Densitometry findings showed that 46/81 (56.8%) patients with normal BMI had an excess of total adipose tissue. The mean percentage of total adipose tissue was 35.4 (6.9)%, lower than in the study by Hestiantoro A. et al., where it reached 39.38%. However, it should be noted that this study included patients with a higher BMI [(29.1 (5.1) kg/m2 vs. 23.8 (4.8) kg/m2)] [32]. Our results are consistent with other studies, reporting that the amount of adipose tissue in patients with PCOS is more significant than among healthy women with the same anthropometric parameters [33, 34]. However, in a study by Carmina et al., no increase in total adipose tissue was found in PCOS patients with normal body weight. In contrast, they had excess trunk adipose tissue associated with IR in 30% of cases [27]. Similarly, in the present study, in patients with latent obesity, IR was detected in 15/46 (32.6%) cases, IGT in 8/46 (17.4%) hyperinsulinemia and dyslipidemia in 14/46 (30, 4%), which indicates an adverse effect of excess adipose tissue on the metabolic profile. It should be noted that these indicators did not significantly differ from those in patients with overweight. In contrast, in the absence of latent obesity, IGT was detected only in 1 out of 35 (2.9%) of them, and IR and dyslipidemia occurred 3–4 times less often. This confirms the importance of ATV in comparison with BMI for the diagnosis of metabolic disorders. At the same time, the clinical guidelines for PCOS indicate the need for an oral glucose tolerance test and assessment of the lipid profile only in patients with a BMI ≥25 kg/m2 [35]. The presence of metabolic disorders in every third patient with latent obesity gives grounds for discussion and possible revision of this position to identify these conditions timely.

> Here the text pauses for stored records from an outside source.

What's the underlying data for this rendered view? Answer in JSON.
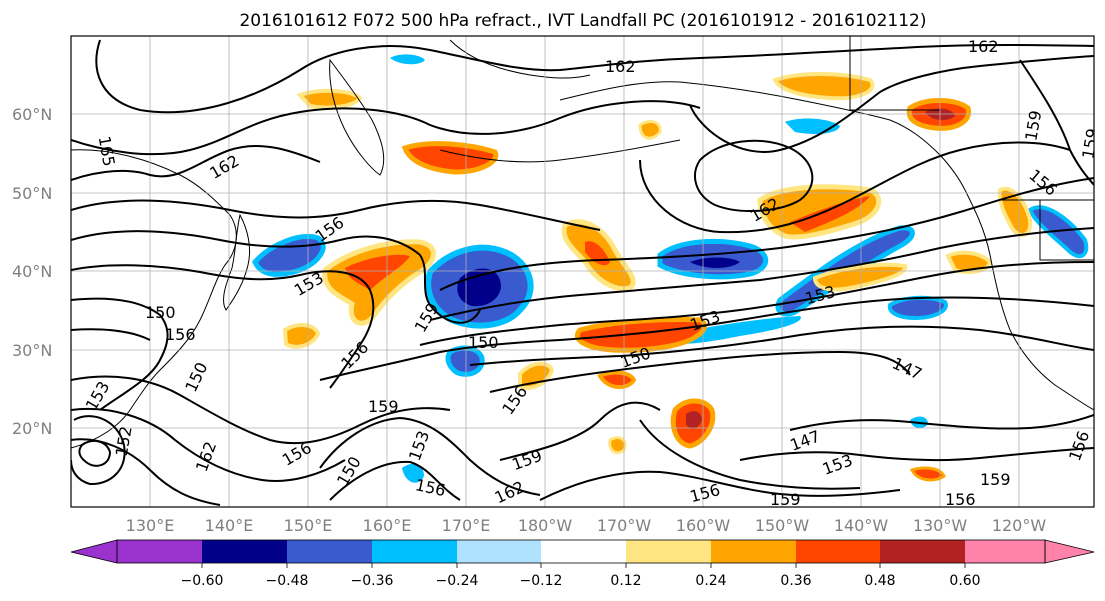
{
  "title": "2016101612 F072 500 hPa refract., IVT Landfall PC (2016101912 - 2016102112)",
  "lat_labels": [
    "60°N",
    "50°N",
    "40°N",
    "30°N",
    "20°N"
  ],
  "lon_labels": [
    "130°E",
    "140°E",
    "150°E",
    "160°E",
    "170°E",
    "180°W",
    "170°W",
    "160°W",
    "150°W",
    "140°W",
    "130°W",
    "120°W"
  ],
  "contour_labels": [
    "162",
    "162",
    "165",
    "162",
    "156",
    "153",
    "150",
    "156",
    "159",
    "156",
    "150",
    "159",
    "150",
    "156",
    "153",
    "159",
    "162",
    "156",
    "156",
    "153",
    "150",
    "150",
    "156",
    "159",
    "153",
    "147",
    "147",
    "153",
    "156",
    "159",
    "156",
    "162",
    "159",
    "159",
    "162",
    "156",
    "153",
    "152"
  ],
  "colorbar": {
    "colors": [
      "#9a32cd",
      "#00008b",
      "#3a5bd0",
      "#00bfff",
      "#b0e2ff",
      "#ffffff",
      "#ffe682",
      "#ffa500",
      "#ff4500",
      "#b22222",
      "#ff82ab"
    ],
    "tick_labels": [
      "−0.60",
      "−0.48",
      "−0.36",
      "−0.24",
      "−0.12",
      "0.12",
      "0.24",
      "0.36",
      "0.48",
      "0.60"
    ]
  }
}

Considering the limited availability of densitometry in everyday clinical practice, we determined the BMI threshold to identify excess adipose tissue and metabolic disorders. All patients with a BMI> 23 kg/m2 had an excess of ATV. Hyperinsulinemia and dyslipidemia occurred three times, IR 4 times, and IGT 11 times more often than those with BMI ≤23 kg/m2. Therefore, a BMI of 23 kg/m2 can be considered a threshold for identifying excess adipose tissue and the risk of developing metabolic disorders in patients with PCOS.

Conclusion

Every second PCOS patient with a BMI<25 kg/m2 has an unfavorable metabolic phenotype characterized by an excess of adipose tissue, located mainly in the visceral region, which in every 3 cases is associated with IR, hyperinsulinemia, dyslipidemia, and in about every fifth with IGT. These observations warrant the inclusion of densitometry for assessing body composition and diagnosis of visceral obesity in the algorithm for examining patients with PCOS. Without such an opportunity, BMI≥23 kg/m2 can be considered a clinical marker of excess adipose tissue and a high risk of developing metabolic disorders. With their early diagnosis, effective interventions can be selected, including lifestyle modification and pharmacotherapy to reduce the risk of type 2 diabetes and cardiovascular diseases in the long term.